Graciela Ferraris

Hoy en día prácticamente no veo televisión. Pero cuando vivía en Chile, sola, lejos de mi familia, buscaba esa compañía ficticia y así fue como encontré algunos programas interesantes. Por lo menos había uno que no me perdía: Ojo con el arte, cuyo título era un juego de palabras porque mientras aparentaba significar cuidado con el arte, en realidad decía algo como atención: aquí hay arte. El conductor de Ojo con el arte era su creador, el pintor chileno Nemesio Antúnez. Gracias a él (al programa) supe que Nemesio había sido amigo del poeta brasileño Thiago de Mello cuando éste estuvo exiliado en Santiago de Chile. Y que a él Nemesio le había presentado su pasión de niño, plasmada en varias de sus pinturas: encumbrar volantines, o sea, remontar barriletes. O cometas, entre los varios nombres que recibe ese pedazo de papel volador.

En Chile se le llama volantín a un cuadrado de aproximadamente unos 45 x 45 cm. de un papel muy liviano, que prefiere volar en el cielo de final de invierno. Septiembre es el mes propicio porque sus vientos favorecen el vuelo de esos cuadraditos, típicos en la conmemoración de las fiestas patrias chilenas, celebradas los días 18 y 19. Cuando la cordillera resplandece en su blancura de nieve y el frío se impone en el aire, un vitral de papelitos de todos los colores nace cada día. Los niños los llevan a la escuela, y los remontan durante los recreos, salen al patio y lanzan al infinito su juguete. El fin de semana, por la mañana o por la tarde, todos los días es día de volantines.

Yo ya los conocía antes de irme a vivir a Chile, en mi ciudad había visto unos pocos, fabricados por chilenos que por aquellos tiempos habían venido a residir aquí. Por eso me aluciné el día que vi todos esos colores pintados en el firmamento, pequeños pedacitos suspendidos en el espacio azul del invierno chileno, ¡una multitud! Daba tanta alegría mirar al cielo, aunque fuera prestado, aunque fuera de otra gente, pero que nos regalaba esa su magia.

Aquellos fueron momentos de fugaz felicidad, en compañía de esa reunión de colores, a veces hasta de una especie de complicidad para quien se sentía lejos de su tierra. Por lo menos fue así conmigo durante esos años que viví en Santiago, sintiendo un frío como nunca antes había experimentado; tal vez haya sido igual con Thiago de Mello, que vivió bajo ese cielo, un cielo ajeno. Años después y ya en Brasil, Thiago publicó su libro Arte e Ciência de empinar papagaio (Arte y Ciencia de elevar volantines), y allá por los ochenta o noventa volvieron, él y Nemesio, a remontar nuevos barriletes, volantines chilenos, pequeños y muy ágiles voladores.

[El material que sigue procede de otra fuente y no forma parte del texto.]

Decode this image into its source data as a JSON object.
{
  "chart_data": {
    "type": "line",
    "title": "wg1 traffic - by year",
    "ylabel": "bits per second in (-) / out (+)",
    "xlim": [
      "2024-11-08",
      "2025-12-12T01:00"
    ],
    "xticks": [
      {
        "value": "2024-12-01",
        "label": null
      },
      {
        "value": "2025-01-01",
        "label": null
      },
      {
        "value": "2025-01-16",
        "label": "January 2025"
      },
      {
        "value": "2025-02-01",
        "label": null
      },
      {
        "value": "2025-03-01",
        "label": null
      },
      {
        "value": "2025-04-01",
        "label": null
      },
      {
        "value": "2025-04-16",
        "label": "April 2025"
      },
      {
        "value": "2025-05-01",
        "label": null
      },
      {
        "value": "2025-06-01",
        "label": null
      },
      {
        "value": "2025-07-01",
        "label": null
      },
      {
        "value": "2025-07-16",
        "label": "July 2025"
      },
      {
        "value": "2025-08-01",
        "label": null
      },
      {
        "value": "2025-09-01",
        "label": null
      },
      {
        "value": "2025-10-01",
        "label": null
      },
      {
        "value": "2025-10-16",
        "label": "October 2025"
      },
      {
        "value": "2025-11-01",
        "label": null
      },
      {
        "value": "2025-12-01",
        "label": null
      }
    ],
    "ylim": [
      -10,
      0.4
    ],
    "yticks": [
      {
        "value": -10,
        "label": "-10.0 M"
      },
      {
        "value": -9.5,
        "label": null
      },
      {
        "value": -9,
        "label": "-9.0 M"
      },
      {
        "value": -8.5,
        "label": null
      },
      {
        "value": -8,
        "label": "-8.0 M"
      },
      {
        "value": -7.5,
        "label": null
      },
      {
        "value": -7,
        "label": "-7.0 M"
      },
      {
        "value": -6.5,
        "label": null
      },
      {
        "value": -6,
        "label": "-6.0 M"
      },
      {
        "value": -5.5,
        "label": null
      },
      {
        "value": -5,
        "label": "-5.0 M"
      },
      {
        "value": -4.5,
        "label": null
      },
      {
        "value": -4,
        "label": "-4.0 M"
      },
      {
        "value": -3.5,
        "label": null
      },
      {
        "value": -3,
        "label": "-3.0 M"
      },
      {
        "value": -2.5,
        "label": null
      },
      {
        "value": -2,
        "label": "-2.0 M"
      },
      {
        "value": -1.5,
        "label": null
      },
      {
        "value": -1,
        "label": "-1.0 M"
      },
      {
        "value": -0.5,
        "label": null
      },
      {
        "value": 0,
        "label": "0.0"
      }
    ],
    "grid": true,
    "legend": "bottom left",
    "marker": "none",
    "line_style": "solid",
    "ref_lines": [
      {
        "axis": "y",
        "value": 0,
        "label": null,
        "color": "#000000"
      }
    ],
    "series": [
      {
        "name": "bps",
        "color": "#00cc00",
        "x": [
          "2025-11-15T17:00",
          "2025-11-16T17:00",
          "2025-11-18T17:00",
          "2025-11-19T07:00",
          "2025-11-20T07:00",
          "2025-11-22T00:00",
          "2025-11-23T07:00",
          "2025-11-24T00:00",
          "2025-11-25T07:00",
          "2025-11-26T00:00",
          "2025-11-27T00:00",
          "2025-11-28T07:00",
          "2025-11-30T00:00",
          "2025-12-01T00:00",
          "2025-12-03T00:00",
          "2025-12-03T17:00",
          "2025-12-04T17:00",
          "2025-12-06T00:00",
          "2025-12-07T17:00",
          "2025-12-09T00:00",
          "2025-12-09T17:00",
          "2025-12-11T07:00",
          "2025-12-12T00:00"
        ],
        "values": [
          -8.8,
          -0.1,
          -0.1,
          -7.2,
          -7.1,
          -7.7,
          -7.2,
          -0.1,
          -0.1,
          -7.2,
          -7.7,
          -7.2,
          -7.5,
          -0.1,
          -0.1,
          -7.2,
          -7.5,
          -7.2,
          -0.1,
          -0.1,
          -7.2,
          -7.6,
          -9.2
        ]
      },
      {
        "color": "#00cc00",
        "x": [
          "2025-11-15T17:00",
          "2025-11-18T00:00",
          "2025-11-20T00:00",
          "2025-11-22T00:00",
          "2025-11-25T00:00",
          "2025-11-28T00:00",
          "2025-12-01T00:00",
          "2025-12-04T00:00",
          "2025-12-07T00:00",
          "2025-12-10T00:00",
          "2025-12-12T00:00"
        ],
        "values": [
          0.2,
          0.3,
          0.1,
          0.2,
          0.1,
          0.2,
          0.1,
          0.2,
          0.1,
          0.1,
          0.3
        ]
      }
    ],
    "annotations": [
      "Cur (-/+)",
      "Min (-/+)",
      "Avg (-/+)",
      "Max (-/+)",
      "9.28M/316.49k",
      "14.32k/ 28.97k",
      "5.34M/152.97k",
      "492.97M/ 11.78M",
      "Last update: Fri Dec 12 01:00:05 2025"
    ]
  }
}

A veces pienso en lo que significa ir a vivir a otro lugar de forma forzada, no como una elección libre, voluntaria. En Argentina, donde volantín se dice barrilete, supimos bien de esas partidas masivas de personas, ocurridas también en muchos otros países de América Latina. El poeta uruguayo Mario Benedetti cierta vez dijo que el exilio es una patria substituta. Nunca la situación ideal, nadie lo querría así. Para los griegos tener que irse para siempre de la tierra natal era la muerte en vida y ser extranjero, lo más cruel. Si bien ese paradigma cambió, muchas personas se ven obligadas a buscar otras tierras por razones políticas, económicas, guerras, hambre y, despojadas de tantas cosas son llevadas a "construir" una patria en otro suelo. Mientras tanto, tal vez les ayude un poco pensar que el exilio también puede significar conocer otros cielos. Cielos como el de Nemesio, que aún vuelan volantines, barriletes, cometas, papagayos, pipas, periquitos, y tantos otros nombres coloridos.